When stuck in a plot hole, crime writer Raymond Chandler used to send in a new character with a gun. Simon Shine has employed the same concept, minus weaponry. People just keep turning up in the Dig, adding very little to the story, which in itself, setting aside National Trust hype, is on the slim side. A sixth-century burial site (thought it does cast new light on the Dark Ages so we are told) is not in the same archeological class as a velociraptor or an Egyptian tomb. Mostly, we are misled. For the first third it looks like we are heading for Lady Chatterley's Lover territory with posh lady (Carey Mulligan) eyeing up the digger (Ralph Fiennes) until his wife turns up. Then it looks like it's going to be a battle royal between Fiennes and the Establishment, but that is headed off.

It's 1939 so the Second world War is on its way. Cue the arrival of wannabe pilot (Johnny Flynn). A top archaeologist (Ken Stott) also appears but that doesn't go anywhere either, bringing with him Ben Chaplin and Lily James fresh from their honeymoon. James gets the hots for Johnny Flynn and there's just enough time before the credits roll for them to get at it.

This is the kind of film that has money to spend on an old WW2 aeroplane or maybe a CGI version of one but not enough for decent sound recording equipment. Most of the time conversations are over the shoulder or in long shot. It's not just words, it's expressions, faces that tell a story, and being denied these seems bizarre. It may be an artistic decision, some critic thought we were being made to "dig" for the story. But it's hard enough to work up any enthusiasm without being made to work harder.

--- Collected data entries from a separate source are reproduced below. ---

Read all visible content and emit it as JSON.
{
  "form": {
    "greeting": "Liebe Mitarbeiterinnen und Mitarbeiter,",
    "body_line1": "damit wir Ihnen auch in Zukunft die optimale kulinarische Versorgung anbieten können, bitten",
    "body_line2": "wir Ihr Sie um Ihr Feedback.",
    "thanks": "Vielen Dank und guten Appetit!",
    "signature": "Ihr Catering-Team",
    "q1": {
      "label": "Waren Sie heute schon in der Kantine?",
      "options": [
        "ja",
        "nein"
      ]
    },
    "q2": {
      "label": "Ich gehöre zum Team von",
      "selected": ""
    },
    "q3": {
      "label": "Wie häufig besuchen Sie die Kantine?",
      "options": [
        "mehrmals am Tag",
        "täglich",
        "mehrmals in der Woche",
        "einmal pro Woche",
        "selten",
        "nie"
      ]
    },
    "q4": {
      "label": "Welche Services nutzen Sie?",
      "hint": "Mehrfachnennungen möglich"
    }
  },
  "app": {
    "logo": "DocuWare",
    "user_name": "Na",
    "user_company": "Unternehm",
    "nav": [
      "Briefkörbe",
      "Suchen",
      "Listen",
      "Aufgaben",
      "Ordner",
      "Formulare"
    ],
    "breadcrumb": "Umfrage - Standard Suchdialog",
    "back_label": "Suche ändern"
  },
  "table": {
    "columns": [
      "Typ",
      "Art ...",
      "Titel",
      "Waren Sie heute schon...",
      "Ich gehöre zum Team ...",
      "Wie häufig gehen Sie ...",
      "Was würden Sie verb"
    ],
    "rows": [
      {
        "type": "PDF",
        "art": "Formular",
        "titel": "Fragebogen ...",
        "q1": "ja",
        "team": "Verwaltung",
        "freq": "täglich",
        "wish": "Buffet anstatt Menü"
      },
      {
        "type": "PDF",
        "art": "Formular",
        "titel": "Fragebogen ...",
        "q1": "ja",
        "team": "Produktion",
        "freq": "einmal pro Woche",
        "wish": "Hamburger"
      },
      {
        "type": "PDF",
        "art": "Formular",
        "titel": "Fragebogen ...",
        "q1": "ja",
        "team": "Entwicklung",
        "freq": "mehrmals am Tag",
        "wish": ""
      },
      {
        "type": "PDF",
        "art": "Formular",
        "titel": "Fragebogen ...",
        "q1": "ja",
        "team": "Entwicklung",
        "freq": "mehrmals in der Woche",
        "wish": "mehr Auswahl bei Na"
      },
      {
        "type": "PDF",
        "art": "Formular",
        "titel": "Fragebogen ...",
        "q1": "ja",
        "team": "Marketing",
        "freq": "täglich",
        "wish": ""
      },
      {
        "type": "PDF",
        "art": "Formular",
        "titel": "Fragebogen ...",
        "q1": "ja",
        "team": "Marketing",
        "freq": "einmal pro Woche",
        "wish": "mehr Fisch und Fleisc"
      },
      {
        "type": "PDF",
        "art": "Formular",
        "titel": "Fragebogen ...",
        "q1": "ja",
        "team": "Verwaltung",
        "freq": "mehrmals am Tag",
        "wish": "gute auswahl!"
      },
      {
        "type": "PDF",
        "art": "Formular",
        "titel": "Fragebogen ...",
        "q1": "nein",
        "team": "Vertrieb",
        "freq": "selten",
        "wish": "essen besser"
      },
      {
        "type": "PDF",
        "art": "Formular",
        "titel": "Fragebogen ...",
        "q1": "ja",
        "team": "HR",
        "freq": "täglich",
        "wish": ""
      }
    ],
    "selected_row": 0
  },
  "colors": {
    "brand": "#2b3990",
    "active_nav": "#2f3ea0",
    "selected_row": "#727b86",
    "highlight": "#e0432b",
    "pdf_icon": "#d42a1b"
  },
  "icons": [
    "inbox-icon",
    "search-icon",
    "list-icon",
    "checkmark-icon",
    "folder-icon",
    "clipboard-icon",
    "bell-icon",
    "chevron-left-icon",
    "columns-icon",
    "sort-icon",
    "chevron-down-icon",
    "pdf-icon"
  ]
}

Ralph Fiennes is excellent, a son of the soil, self-taught, but no shrinking violet either. His scenes with posh lady's son (Archie Barnes) are very touching, the young lad having invented a whole world for himself. Carey Mulligan just looks as though she's about to burst into tears, probably wondering how she managed to be talked into playing (at age 34) a woman who was actually 56 at the time of the dig and wishing Nicole Kidman and Cate Blanchett (closer to that age) who were at one point attached had not left her to it.

The dig itself is interesting - but only for about five minutes. We know all we need to know about the boring sifting and brushing and digging from other films and we don't learn more from this except how easy it is for a wall to suddenly collapse and nearly kill someone. The most intriguing part of the film came at the end when we discovered that the burial ship dug up was buried for the duration of the war in an Underground station in London. How did they manage that, I wondered. Whereas I didn't wonder much about anything else in this film.